Thanks for sharing this. Here's an additional 'caution' about watching about putting yourself into another tax bracket.
If you are receiving a 'lower rate' for health insurance because your income is lower than the rate the government chooses for levels of income, then you may lose that lower premium (and you'll pay it back with your tax return).
Here's a 'for instance' - and I'm going to just use round numbers for this example.
Let's say you estimated your income in a year will be $40,000. So you get a reduced premium because your income isn't higher. Let's say the premium on the plan you want is $2,000 but your reduced premium is $500. That means that you only pay $500/month. for now.
So .... you do a Roth conversation for $60,000. You have to pay the income tax for the additional $60,000. Your income - for health plan computation is now $100,000 (if your estimate was good). Probably enough to NOT give you a reduced premium. That means when you do your taxes for the year, you'll 'get to' pay back the $1500/month you got as a 'reduced by'. That means not only will you have to pay taxes on the additional $60K for the Roth conversation, you'll have to SEND IN $18,000 (1500 times 12 months). Or ..... if your income will allow a reduced premium - but not the whole $1500/month, you will send the difference in. Not sure if you'd also have to pay taxes on that.
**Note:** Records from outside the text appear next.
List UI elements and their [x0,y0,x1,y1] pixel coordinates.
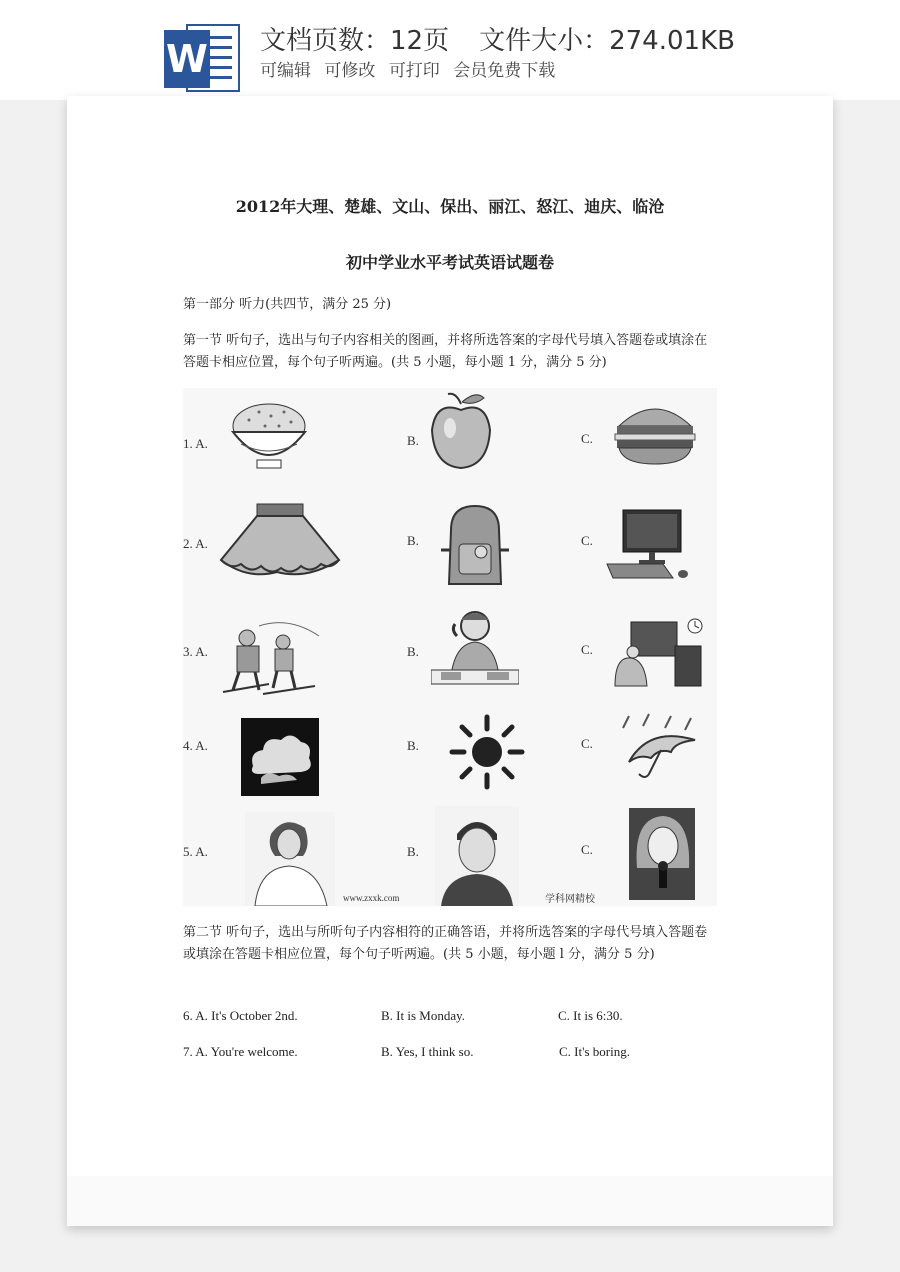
woman-photo-icon [245,812,335,906]
q7-option-c: C. It's boring. [559,1044,630,1059]
section-two-instructions: 第二节 听句子，选出与所听句子内容相符的正确答语，并将所选答案的字母代号填入答题卷或填涂在答题卡相应位置，每个句子听两遍。(共 5 小题，每小题 l 分，满分 5 分) [183,925,708,962]
q7-option-b: B. Yes, I think so. [381,1044,474,1059]
row5-label-c: C. [581,842,593,857]
section-one-instructions: 第一节 听句子，选出与句子内容相关的图画，并将所选答案的字母代号填入答题卷或填涂在答题卡相应位置，每个句子听两遍。(共 5 小题，每小题 1 分，满分 5 分) [183,333,708,370]
row4-label-a: 4. A. [183,738,208,753]
download-banner [0,0,900,100]
skiing-icon [219,616,323,698]
row5-label-b: B. [407,844,419,859]
apple-icon [426,390,496,472]
exam-subtitle: 初中学业水平考试英语试题卷 [345,253,554,272]
phone-call-icon [431,606,519,686]
backpack-icon [431,500,519,592]
feature-printable: 可打印 [388,61,440,81]
row4-label-c: C. [581,736,593,751]
page-count: 文档页数：12页 [260,26,450,56]
q6-option-b: B. It is Monday. [381,1008,466,1023]
rice-bowl-icon [229,398,309,472]
boy-photo-icon [435,806,519,906]
feature-modifiable: 可修改 [324,61,376,81]
singer-photo-icon [629,808,695,900]
file-info [260,20,735,57]
q7-option-a: 7. A. You're welcome. [183,1044,298,1059]
row1-label-b: B. [407,433,419,448]
watermark-url: www.zxxk.com [343,893,400,903]
row5-label-a: 5. A. [183,844,208,859]
sun-icon [449,714,525,790]
row2-label-c: C. [581,533,593,548]
feature-list [260,56,563,81]
part-one-heading: 第一部分 听力(共四节，满分 25 分) [183,297,392,312]
computer-icon [603,506,695,586]
row3-label-b: B. [407,644,419,659]
row2-label-b: B. [407,533,419,548]
exam-title: 2012年大理、楚雄、文山、保出、丽江、怒江、迪庆、临沧 [235,197,665,216]
file-size: 文件大小：274.01KB [479,26,735,56]
rain-umbrella-icon [619,712,703,780]
q6-option-a: 6. A. It's October 2nd. [183,1008,298,1023]
watching-tv-icon [611,616,703,690]
skirt-icon [217,500,343,584]
row3-label-c: C. [581,642,593,657]
page-footer [67,1176,833,1226]
feature-editable: 可编辑 [260,61,311,81]
document-page [67,96,833,1226]
row1-label-c: C. [581,431,593,446]
row4-label-b: B. [407,738,419,753]
row2-label-a: 2. A. [183,536,208,551]
word-document-icon: W [164,20,244,96]
q6-option-c: C. It is 6:30. [558,1008,623,1023]
cloudy-icon [241,718,319,796]
watermark-text: 学科网精校 [545,894,595,905]
feature-member-download[interactable]: 会员免费下载 [453,61,556,81]
hamburger-icon [613,396,697,468]
row1-label-a: 1. A. [183,436,208,451]
row3-label-a: 3. A. [183,644,208,659]
picture-grid [183,388,717,906]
I'm not saying you shouldn't do a Roth IRA conversion. Just be aware that it could change other things too. I didn't do a Roth conversion - I took some of my retirement out of an IRA last year. Had to pay part of the premium back along with the taxes on the money I took out (it is like converting to a Roth - only you're not putting it into another retirement account if you're old enough (59 1/2 or higher)).